- Theatrical release poster
- Directed by: Emilio Estevez
- Written by: James Duff
- Based on: Homefront by James Duff
- Produced by: Emilio Estevez; Brad Krevoy; Steven Stabler; James Duff;
- Starring: Kathy Bates; Martin Sheen; Kimberly Williams; Emilio Estevez; Carla Gugino; Lane Smith;
- Cinematography: Peter Levy
- Edited by: Craig Bassett
- Music by: Basil Poledouris
- Production companies: Touchstone Pictures Motion Picture Corporation of America
- Distributed by: Buena Vista Pictures Distribution
- Release date: November 20, 1996;
- Running time: 123 minutes
- Country: United States
- Language: English
- Budget: $3 million
- Box office: $44,722

= The War at Home (1996 film) =

1996 film by Emilio Estevez

The War at Home is a 1996 American drama war film directed by and starring, and co-produced by Emilio Estevez. The film also stars Kathy Bates and Martin Sheen. Writer James Duff adapted his 1984 play Homefront.

==Plot==
Jeremy Collier is a returning Vietnam War hero whose experiences leave him unable to adjust to the quiet realities of small-town life. Bob Collier, Jeremy's father, expects his son to go back to his life as it was, without understanding the problems of PTSD. Jeremy's mother, Maurine, treats him "like he's a 10-year-old," and seems to think he should forget about his war experiences. His sister Karen is more understanding of his readjustment problems, but their father doesn't want her to help her brother.

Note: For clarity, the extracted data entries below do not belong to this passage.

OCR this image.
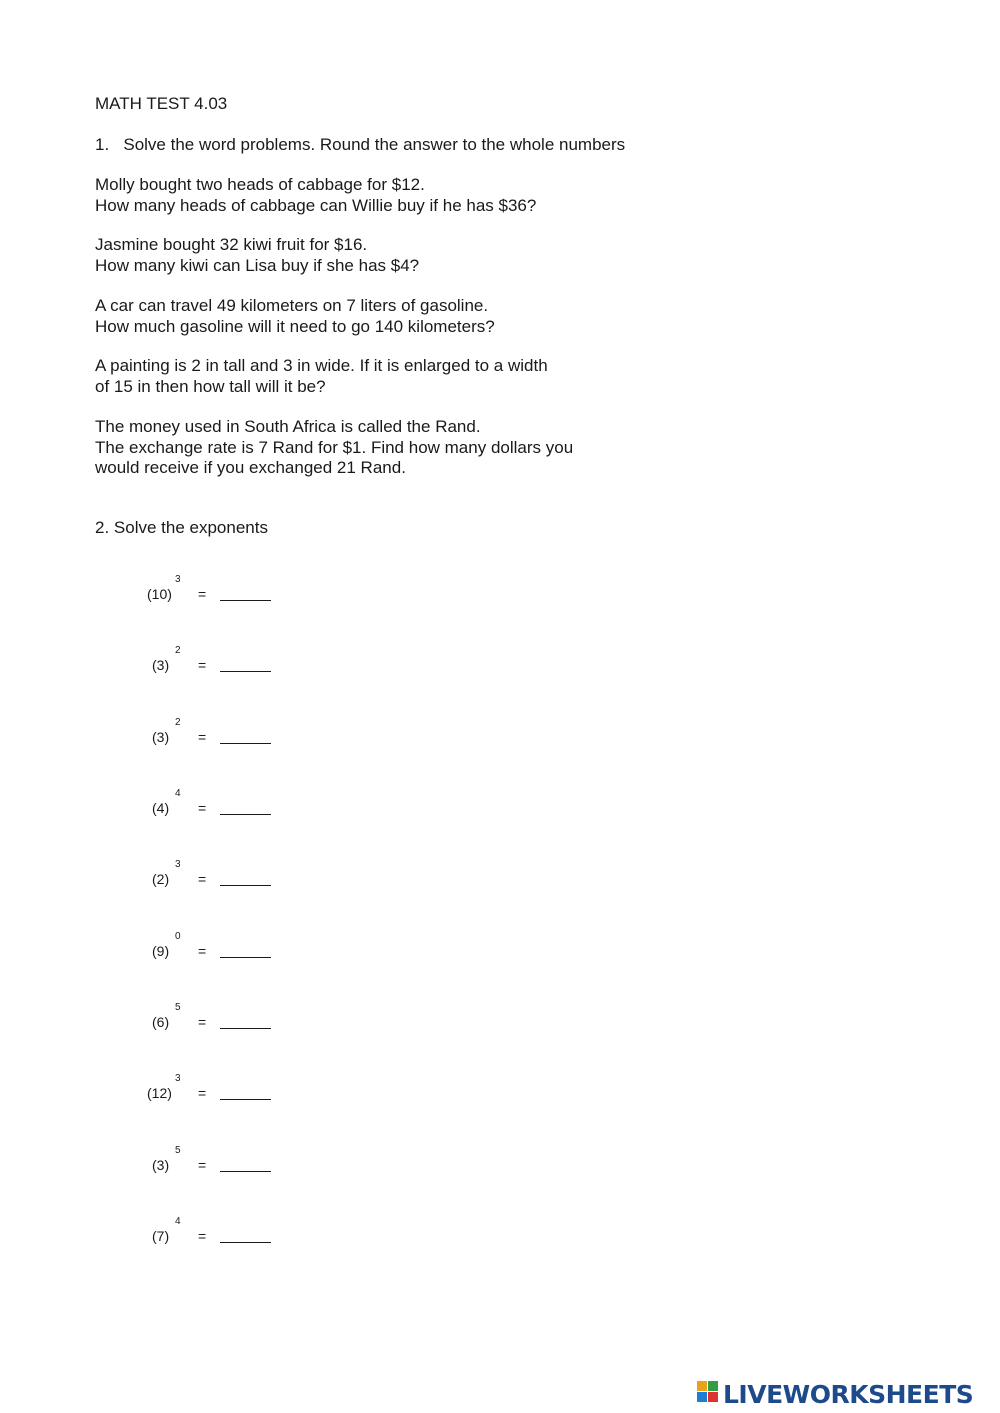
MATH TEST 4.03
1. Solve the word problems. Round the answer to the whole numbers
Molly bought two heads of cabbage for $12.
How many heads of cabbage can Willie buy if he has $36?
Jasmine bought 32 kiwi fruit for $16.
How many kiwi can Lisa buy if she has $4?
A car can travel 49 kilometers on 7 liters of gasoline.
How much gasoline will it need to go 140 kilometers?
A painting is 2 in tall and 3 in wide. If it is enlarged to a width
of 15 in then how tall will it be?
The money used in South Africa is called the Rand.
The exchange rate is 7 Rand for $1. Find how many dollars you
would receive if you exchanged 21 Rand.
2. Solve the exponents
(10)
3
=
(3)
2
=
(3)
2
=
(4)
4
=
(2)
3
=
(9)
0
=
(6)
5
=
(12)
3
=
(3)
5
=
(7)
4
=
LIVEWORKSHEETS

When the family's Thanksgiving celebration occurs Jeremy refuses to put on his "nice" clothes and instead decides to wear his combat uniform and medal. At the conclusion of the Thanksgiving celebration, Jeremy pulls his handgun on his father and his family, explaining the hate he feels for his father because he would not lend Jeremy money to leave the country to escape the draft.

==Cast==
- Kathy Bates as Maurine Collier
- Martin Sheen as Bob Collier
- Kimberly Williams as Karen Collier
- Emilio Estevez as Jeremy Collier
- Carla Gugino as Melissa
- Geoffrey Blake as David
- Penny Allen as Majoree
- Corin Nemec as Donald
- Renee Estevez as Brenda
- Chad Morgan as Bus Station Clerk
- Lane Smith as Majoree's Husband

==Production==
The film was made for $3 million, following a deal Estevez cut with Disney (who would later under-promote the film) to appear in D3: The Mighty Ducks, and was distributed by Touchstone Pictures. The soundtrack is faithful to the time period, using music from artists such as Buffalo Springfield, and Crosby, Stills, Nash, and Young. Singer Jena Kraus is featured singing a folk version of the song "Me and Bobby McGee".

==Release==
The film was released in theatres on November 20, 1996. It was a box office failure, grossing only $43,000.

==Home media==
The film was released on DVD in the US in September 2002.

==Reception==
The film received mixed reviews. Rotten Tomatoes reports a 60% approval rating based on 15 reviews, with an average score of 5.83/10.

Lisa Schwarzbaum of Entertainment Weekly gave the film a B− and said, "The Vietnam-flashback material doesn’t resonate as sharply as it did when screenwriter James Duff first presented this as a stage play in 1984. But with Sheen doing a nice turn as a bewildered Dad and Kathy Bates such a nerve-rattling force as the kill-em-with-cleanliness mother, the agonized family dynamics are effectively awful." Stephen Holden of The New York Times remarked how familiar the premise was, but that the film "still finds moments of wrenching sadness in its microscopic examination of an all-American family torn apart by the Vietnam War," and praised the performances and themes.